102 P. 792 | Or. | 1909

Opinion by

Mr. Chief Justice Moore.

The question to be considered is whether the costs and disbursements awarded to Officer when the suit against him was dismissed, can be recovered in an action on the undertaking for an injunction which conformed to the requirement of the statute. The enactment, regulating the granting of a restraining order, is as follows:

“An injunction may be allowed by the court, or judge thereof, at any time after the commencement of the suit and before decree. Before allowing the same, the court or judge shall require of the plaintiff an undertaking, with one or more sureties, to the effect that he will pay all costs and disbursements that may be decreed to the defendant, and such damages, not exceeding an amount therein specified, as he may sustain by reason of the injunction if the same be wrongful or without sufficient cause”: Section 418, B. & C. Comp.

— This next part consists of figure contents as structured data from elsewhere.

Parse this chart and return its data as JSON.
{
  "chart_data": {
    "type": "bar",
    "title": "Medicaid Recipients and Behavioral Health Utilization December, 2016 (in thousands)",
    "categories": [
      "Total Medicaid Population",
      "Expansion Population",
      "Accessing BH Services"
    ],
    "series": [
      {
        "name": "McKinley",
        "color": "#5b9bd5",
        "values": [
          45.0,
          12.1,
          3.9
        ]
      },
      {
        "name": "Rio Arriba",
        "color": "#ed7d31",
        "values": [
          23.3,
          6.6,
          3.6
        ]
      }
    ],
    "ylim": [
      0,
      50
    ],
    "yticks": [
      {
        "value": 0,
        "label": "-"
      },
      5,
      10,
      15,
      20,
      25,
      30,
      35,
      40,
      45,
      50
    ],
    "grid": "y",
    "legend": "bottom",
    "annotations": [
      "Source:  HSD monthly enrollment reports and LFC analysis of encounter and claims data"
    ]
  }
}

In Drake v. Sworts, 24 Or. 198 (38 Pac. 563), in construing a statute relating to undertakings for attachment, in which the language was almost identical with the foregoing enactment, towit, “That the plaintiff will pay all costs that may be adjudged to the defendant and all damages which he may sustain by reason of the attachment; if the same be wrongful or without sufficient cause, not exceeding the sum specified in the undertaking” (Section 298 B. & C. Comp.), it was held that the sureties were liable to the defendant on an undertaking for an attachment which contained the statutory condition in case a judgment was rendered in favor of such defendant for all the costs in the action, and not simply for such expenses as he may *462have incurred on account of the attachment. In deciding that case Mr. Justice Bean says: “Under this statute there are plainly two obligations assumed by the parties to an undertaking for attachment: (1)' That the plaintiff will pay all costs, which, of course, includes disbursements that may by the court in which the action is tried be adjudged to the defendant; and (2) if the attachment is- wrongful and without sufficient cause, to pay such damage as the defendant may sustain by reason of the attachment. These are separate and distinct obligations, independent of each other, the latter of which may happen without the former, and even if the plaintiff should prevail in the action. This, it seems to us, is the plain and obvious meaning of the statute, and so clearly expressed that it cannot be construed so as to limit the obligation to the costs incurred in the attachment. We are aware, of course, that this construction makes the undertaking for an attachment a security for costs in case the defendant prevails in the action, but it was wholly within the power of the legislature to impose such conditions if the plaintiff is to seize the defendant’s property upon an attachment even before a cause of action has been established, and the court is bound to give the statute effect, according to its language and evident intent.” We think the decision rendered in that case is controlling herein. Though the undertaking in the case at bar limits the recovery of damages to the sum of $100, no restriction is placed on .the costs and disbursements which may be obtained when an injunction is dissolved.

For the error committed in sustaining the demurrer and dismissing the action, the judgment is reversed and the cause remanded for such further proceedings as may be necessary, not inconsistent with this opinion'.

Reversed.

Mr. Justice King, having been of counsel for one of the parties to the original suit, took no part in the consideration hereof.